Editorial: Fata reforms debate
-File PhotoWEB DESK: As part of the reforms package for the Federally Administered Tribal Areas (FATA) the Federal Ministry of States and Frontier Regions (Safron) has directed the Fata Civil Secretariat to start work on codifications of 'riwaj' (customary) laws.
It may be recalled that a six-member committee headed by the Prime Minister's Adviser, Sartaj Aziz, had made a set of recommendations aimed at mainstreaming the tribal areas that included doing away with the colonial era repressive laws, Frontier Crimes Regulations. Apart from its other tyrannical provisions the FCR gave government representatives, political agents, the power to impose collective punishment on entire tribes for offences committed by individuals. Colonial rulers also codified local customs, so tribal leaders could use them to run their affairs through the traditional 'jirga' (council of elders).
The reform committee has suggested retaining the jirga system for deciding both civil and criminal cases in accordance with the areas' traditions. The Fata Civil Secretariat is to start codifying riwaj in consultation with local elders and legal experts in all of the seven agencies and six frontier regions.
The exercise is to incorporate afresh customary practices into the new judicial system while ensuring that there is no conflict with the fundamental rights. Although the committee's reform proposals provide for a judicial oversight, making customs and traditions the basis of a new justice system in one part of the country is wrong both because it is discriminatory and also because not all customs are worth keeping.

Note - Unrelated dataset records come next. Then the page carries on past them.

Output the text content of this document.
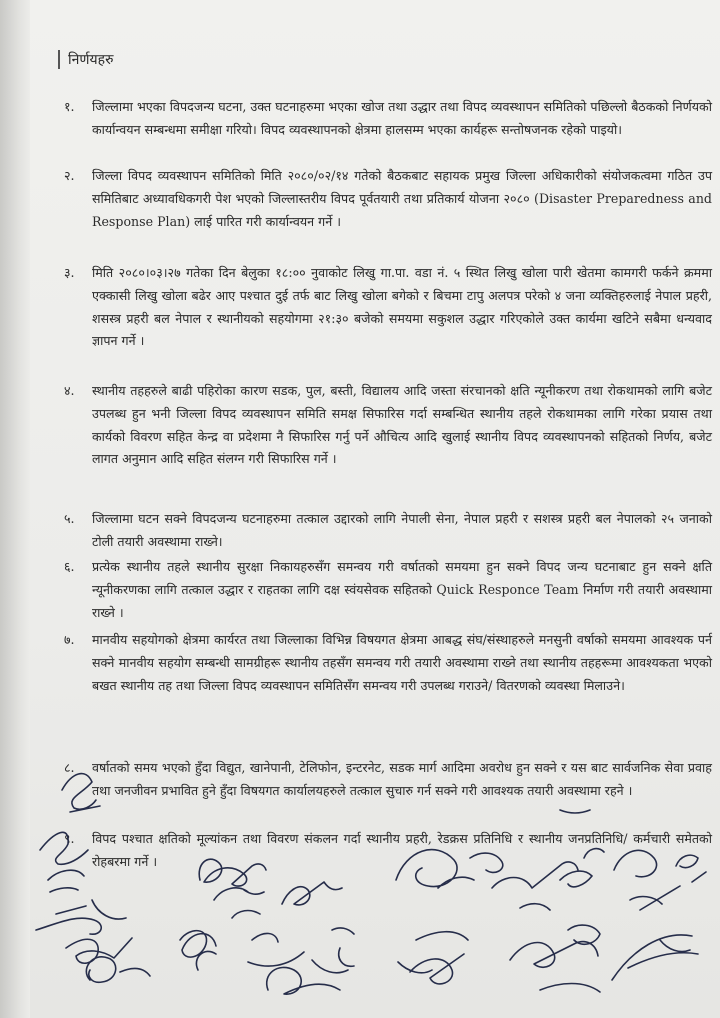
निर्णयहरु
१.	जिल्लामा भएका विपदजन्य घटना, उक्त घटनाहरुमा भएका खोज तथा उद्धार तथा विपद व्यवस्थापन समितिको पछिल्लो बैठकको निर्णयको कार्यान्वयन सम्बन्धमा समीक्षा गरियो। विपद व्यवस्थापनको क्षेत्रमा हालसम्म भएका कार्यहरू सन्तोषजनक रहेको पाइयो।
२.	जिल्ला विपद व्यवस्थापन समितिको मिति २०८०/०२/१४ गतेको बैठकबाट सहायक प्रमुख जिल्ला अधिकारीको संयोजकत्वमा गठित उप समितिबाट अध्यावधिकगरी पेश भएको जिल्लास्तरीय विपद पूर्वतयारी तथा प्रतिकार्य योजना २०८० (Disaster Preparedness and Response Plan) लाई पारित गरी कार्यान्वयन गर्ने ।
३.	मिति २०८०।०३।२७ गतेका दिन बेलुका १८:०० नुवाकोट लिखु गा.पा. वडा नं. ५ स्थित लिखु खोला पारी खेतमा कामगरी फर्कने क्रममा एक्कासी लिखु खोला बढेर आए पश्चात दुई तर्फ बाट लिखु खोला बगेको र बिचमा टापु अलपत्र परेको ४ जना व्यक्तिहरुलाई नेपाल प्रहरी, शसस्त्र प्रहरी बल नेपाल र स्थानीयको सहयोगमा २१:३० बजेको समयमा सकुशल उद्धार गरिएकोले उक्त कार्यमा खटिने सबैमा धन्यवाद ज्ञापन गर्ने ।
४.	स्थानीय तहहरुले बाढी पहिरोका कारण सडक, पुल, बस्ती, विद्यालय आदि जस्ता संरचानको क्षति न्यूनीकरण तथा रोकथामको लागि बजेट उपलब्ध हुन भनी जिल्ला विपद व्यवस्थापन समिति समक्ष सिफारिस गर्दा सम्बन्धित स्थानीय तहले रोकथामका लागि गरेका प्रयास तथा कार्यको विवरण सहित केन्द्र वा प्रदेशमा नै सिफारिस गर्नु पर्ने औचित्य आदि खुलाई स्थानीय विपद व्यवस्थापनको सहितको निर्णय, बजेट लागत अनुमान आदि सहित संलग्न गरी सिफारिस गर्ने ।
५.	जिल्लामा घटन सक्ने विपदजन्य घटनाहरुमा तत्काल उद्दारको लागि नेपाली सेना, नेपाल प्रहरी र सशस्त्र प्रहरी बल नेपालको २५ जनाको टोली तयारी अवस्थामा राख्ने।
६.	प्रत्येक स्थानीय तहले स्थानीय सुरक्षा निकायहरुसँग समन्वय गरी वर्षातको समयमा हुन सक्ने विपद जन्य घटनाबाट हुन सक्ने क्षति न्यूनीकरणका लागि तत्काल उद्धार र राहतका लागि दक्ष स्वंयसेवक सहितको Quick Responce Team निर्माण गरी तयारी अवस्थामा राख्ने ।
७.	मानवीय सहयोगको क्षेत्रमा कार्यरत तथा जिल्लाका विभिन्न विषयगत क्षेत्रमा आबद्ध संघ/संस्थाहरुले मनसुनी वर्षाको समयमा आवश्यक पर्न सक्ने मानवीय सहयोग सम्बन्धी सामग्रीहरू स्थानीय तहसँग समन्वय गरी तयारी अवस्थामा राख्ने तथा स्थानीय तहहरूमा आवश्यकता भएको बखत स्थानीय तह तथा जिल्ला विपद व्यवस्थापन समितिसँग समन्वय गरी उपलब्ध गराउने/ वितरणको व्यवस्था मिलाउने।
८.	वर्षातको समय भएको हुँदा विद्युत, खानेपानी, टेलिफोन, इन्टरनेट, सडक मार्ग आदिमा अवरोध हुन सक्ने र यस बाट सार्वजनिक सेवा प्रवाह तथा जनजीवन प्रभावित हुने हुँदा विषयगत कार्यालयहरुले तत्काल सुचारु गर्न सक्ने गरी आवश्यक तयारी अवस्थामा रहने ।
९.	विपद पश्चात क्षतिको मूल्यांकन तथा विवरण संकलन गर्दा स्थानीय प्रहरी, रेडक्रस प्रतिनिधि र स्थानीय जनप्रतिनिधि/ कर्मचारी समेतको रोहबरमा गर्ने ।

Proponents of the move seem to have the example of Swat and Malakand in mind where the princely state was abolished and its laws abrogated without properly replacing them with an effectively functioning judicial system. As a result, Sufi Mohammad created a lot of trouble at the head of a religious movement, Tehreek-e-Nifaaz-e-Shariat-e-Mohammadi, demanding restoration of the old speedy justice system. The lesson to be drawn from the example is that doing away with the old can help only when replaced with something better.
Riwaj reflects values and social prejudices in societies that are not static. More often than not, traditions are used to oppress weaker sections of society, especially women. It is worthwhile to note in the context that women in certain areas, especially in Lower Dir, are always prevented, as part of an understanding among all political parties, from using their right to vote because the local traditions do not allow women to make their own decisions, therefore, they cannot come out and participate in the electoral exercise as equal beings.
Incorporating traditions in the new Fata judicial system can easily encourage such behaviour. It is hoped that when the Fata reforms committee's recommendations come up for debate in Parliament sometime next month, this particular issue will receive meticulous scrutiny.